Sur Colombia Heights, il remonte la rue où s’est installée la communauté latino pour emprunter leur argot. Scarface Rozay Gotti chante les louanges des figures extérieures qui ont aidé au rayonnement de Washington. Rick Ross pour son investissement dans l’économie, Yo Gotti pour ses collaborations avec les locaux, et Scarface des Geto Boys, qui en plus d’être un habitué des concerts go-go a été bassiste du Backyard Band, un de ses groupes les plus mythiques.

 


Désormais chef de famille et en position de pouvoir transmettre un héritage, Olubowale Akintimehin s’est simplement tourné vers sa culture extra américaine, celle de ses parents


 

 

Produit par les français Picard Brothers, My Love et sa guitare naija a été au cœur d’une polémique idiote. Le youtubeur Anthony Fantano (alias « The Needle Drop ») reproche à Wale de surfer maladroitement sur la vague caribéenne. Ce dernier s’est fendu d’une réponse claire et nette : My Love n’a rien de caribéen puisqu’elle est inspirée par l’afro beat et invite le nigérian WizKid. Quant à l’accusation mal déguisée de pillage, elle est malheureuse, Wale étant d’origine nigériane lui-même et baignant dans ces musiques depuis son enfance. Désormais chef de famille et en position de pouvoir transmettre un héritage, Olubowale Akintimehin s’est simplement tourné vers sa culture extra américaine, celle de ses parents.

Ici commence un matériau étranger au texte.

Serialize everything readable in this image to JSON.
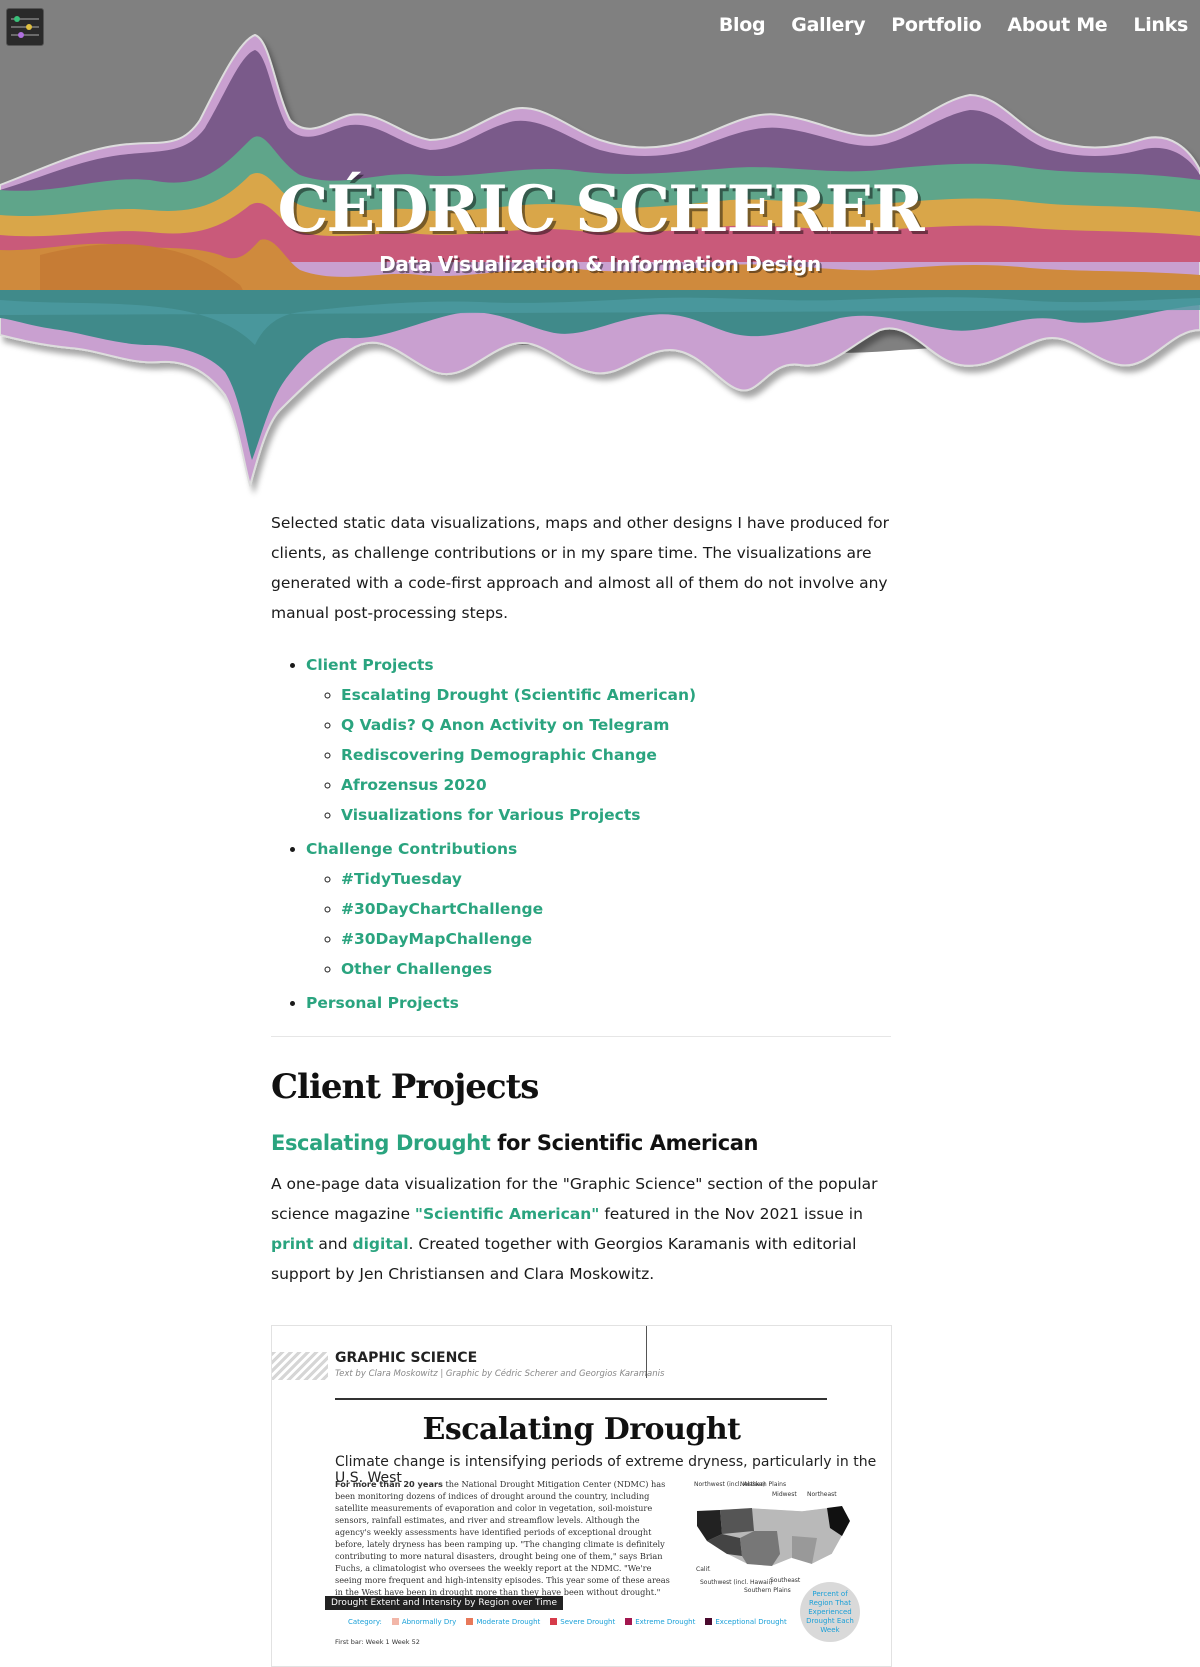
{
  "nav": {
    "items": [
      "Blog",
      "Gallery",
      "Portfolio",
      "About Me",
      "Links"
    ]
  },
  "hero": {
    "title": "CÉDRIC SCHERER",
    "subtitle": "Data Visualization & Information Design"
  },
  "intro": "Selected static data visualizations, maps and other designs I have produced for clients, as challenge contributions or in my spare time. The visualizations are generated with a code-first approach and almost all of them do not involve any manual post-processing steps.",
  "toc": {
    "client": "Client Projects",
    "client_items": [
      "Escalating Drought (Scientific American)",
      "Q Vadis? Q Anon Activity on Telegram",
      "Rediscovering Demographic Change",
      "Afrozensus 2020",
      "Visualizations for Various Projects"
    ],
    "challenge": "Challenge Contributions",
    "challenge_items": [
      "#TidyTuesday",
      "#30DayChartChallenge",
      "#30DayMapChallenge",
      "Other Challenges"
    ],
    "personal": "Personal Projects"
  },
  "section": {
    "title": "Client Projects",
    "project_link": "Escalating Drought",
    "project_rest": " for Scientific American",
    "desc": {
      "t1": "A one-page data visualization for the \"Graphic Science\" section of the popular science magazine ",
      "link_sa": "\"Scientific American\"",
      "t2": " featured in the Nov 2021 issue in ",
      "link_print": "print",
      "t3": " and ",
      "link_digital": "digital",
      "t4": ". Created together with Georgios Karamanis with editorial support by Jen Christiansen and Clara Moskowitz."
    }
  },
  "poster": {
    "section_head": "GRAPHIC SCIENCE",
    "byline": "Text by Clara Moskowitz | Graphic by Cédric Scherer and Georgios Karamanis",
    "title": "Escalating Drought",
    "subtitle": "Climate change is intensifying periods of extreme dryness, particularly in the U.S. West",
    "body_lead": "For more than 20 years",
    "body": " the National Drought Mitigation Center (NDMC) has been monitoring dozens of indices of drought around the country, including satellite measurements of evaporation and color in vegetation, soil-moisture sensors, rainfall estimates, and river and streamflow levels. Although the agency's weekly assessments have identified periods of exceptional drought before, lately dryness has been ramping up. \"The changing climate is definitely contributing to more natural disasters, drought being one of them,\" says Brian Fuchs, a climatologist who oversees the weekly report at the NDMC. \"We're seeing more frequent and high-intensity episodes. This year some of these areas in the West have been in drought more than they have been without drought.\"",
    "bar_title": "Drought Extent and Intensity by Region over Time",
    "category_label": "Category:",
    "categories": [
      {
        "name": "Abnormally Dry",
        "color": "#f2b6a8"
      },
      {
        "name": "Moderate Drought",
        "color": "#e8795a"
      },
      {
        "name": "Severe Drought",
        "color": "#d63b4a"
      },
      {
        "name": "Extreme Drought",
        "color": "#a3174f"
      },
      {
        "name": "Exceptional Drought",
        "color": "#4a0a2e"
      }
    ],
    "circle_text": "Percent of Region That Experienced Drought Each Week",
    "first_bar": "First bar: Week 1    Week 52",
    "map_labels": [
      "Northwest (incl. Alaska)",
      "Northern Plains",
      "Midwest",
      "Northeast",
      "Calif.",
      "Southwest (incl. Hawaii)",
      "Southern Plains",
      "Southeast"
    ]
  },
  "colors": {
    "accent": "#2aa47f",
    "hero_bg": "#808080"
  }
}
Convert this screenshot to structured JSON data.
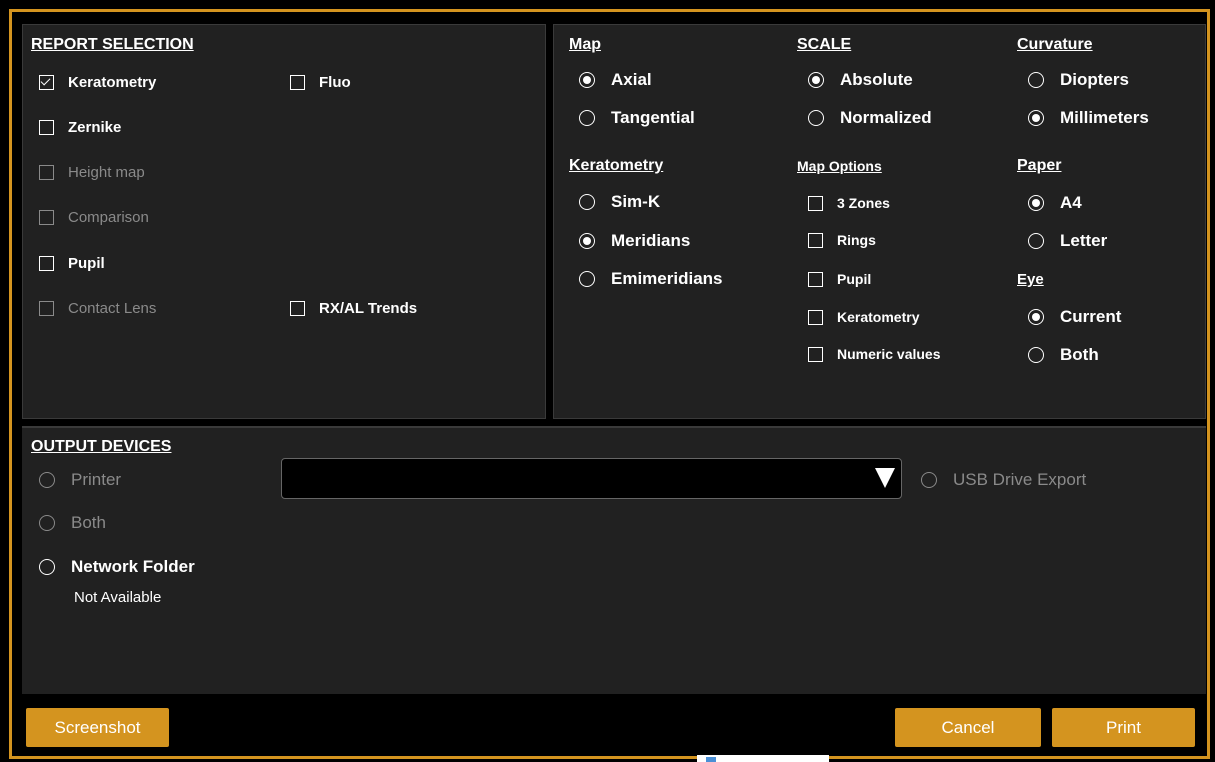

Parrain de la scène locale, il est tout naturel de retrouver Wale sur At What cost de GoldLink. Mais avoir réuni Kokayi, Wale, Shy Glizzy, Mýa et beaucoup d’autres sur un même disque relève du miracle dans une ville aussi divisée. Dommage que la récente incarcération de Fat Trel l’ait empêché de participer à cet immense armistice. Si la Juliette de Roméo GoldLink représente bel et bien la culture de D.C., alors contrairement à la tragédie de Shakespeare, dans ce remake la jeune femme est on ne peut plus vivante à la fin.